If you really want to feed the month as a feature into your model, then the best approach is probably not to encode it, but rather to transform it into a numeric column by calculating:

current_month - your_month

i.e. you're calculating how far back into the past the month is and using that as a feature for your model.

However, I think a better approach would be to not use the month as a feature, but instead transform the monthly data into tabular form. Say you have some feature myColumn with numeic values for each month. You can use myColumn to engineer new features e.g.
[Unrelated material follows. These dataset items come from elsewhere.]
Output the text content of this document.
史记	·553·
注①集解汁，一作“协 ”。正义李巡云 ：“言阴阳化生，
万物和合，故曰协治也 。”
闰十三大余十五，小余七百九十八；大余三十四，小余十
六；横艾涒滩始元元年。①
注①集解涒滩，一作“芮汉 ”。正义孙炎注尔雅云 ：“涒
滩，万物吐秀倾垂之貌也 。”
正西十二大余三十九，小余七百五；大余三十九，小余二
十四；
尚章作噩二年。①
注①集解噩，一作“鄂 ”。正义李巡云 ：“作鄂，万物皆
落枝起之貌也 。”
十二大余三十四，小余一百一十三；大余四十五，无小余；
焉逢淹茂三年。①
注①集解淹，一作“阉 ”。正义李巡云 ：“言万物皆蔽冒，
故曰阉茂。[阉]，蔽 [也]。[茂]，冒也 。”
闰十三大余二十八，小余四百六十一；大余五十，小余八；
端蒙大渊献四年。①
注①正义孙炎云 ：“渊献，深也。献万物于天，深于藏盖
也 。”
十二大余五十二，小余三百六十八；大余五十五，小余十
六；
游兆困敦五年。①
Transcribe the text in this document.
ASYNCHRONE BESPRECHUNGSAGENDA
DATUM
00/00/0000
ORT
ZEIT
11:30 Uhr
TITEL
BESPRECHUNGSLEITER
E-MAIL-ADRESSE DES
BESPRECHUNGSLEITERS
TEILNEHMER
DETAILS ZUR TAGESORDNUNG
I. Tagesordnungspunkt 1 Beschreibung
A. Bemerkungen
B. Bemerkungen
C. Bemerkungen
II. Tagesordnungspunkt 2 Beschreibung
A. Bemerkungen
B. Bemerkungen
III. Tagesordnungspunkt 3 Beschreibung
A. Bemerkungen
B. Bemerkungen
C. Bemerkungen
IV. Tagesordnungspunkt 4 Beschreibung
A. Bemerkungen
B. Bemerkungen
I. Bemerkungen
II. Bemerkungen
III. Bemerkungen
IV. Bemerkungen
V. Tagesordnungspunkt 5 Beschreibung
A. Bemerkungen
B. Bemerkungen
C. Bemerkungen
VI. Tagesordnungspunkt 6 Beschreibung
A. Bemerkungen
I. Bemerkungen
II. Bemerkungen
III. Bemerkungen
the average value of myColumn over the last 3 months, the maximum value of myColumn over the last 6 months, etc.

If myColumn were a categorical feature you could engineer features like

the number of disctinct values in the last 6 months, has this sample contained a partiuclar category over the last 3 months, etc.

The reason I recommend this is that it sounds like your trying to do some time series forecasting using the random forest algorithm. You can definitely do this, but you should transform the time series data into a tabular form if this is the case.

Also I have column job with 12 unique values. Same issue - what kind of encoding should I use ?

If you're transforming the data into tabular form I would use OrdinalEncoder provided by sklearn.

If not then I would try running the model using OneHotEncoder and OrdinalEncoder and simply pick the one with better performance. You could also try dropping columns with high cardinality or you could bin the values in these columns in some manner. I wouldn't use LabelEncoder on the feature set, according to sklearn's documentation it's only for target variables.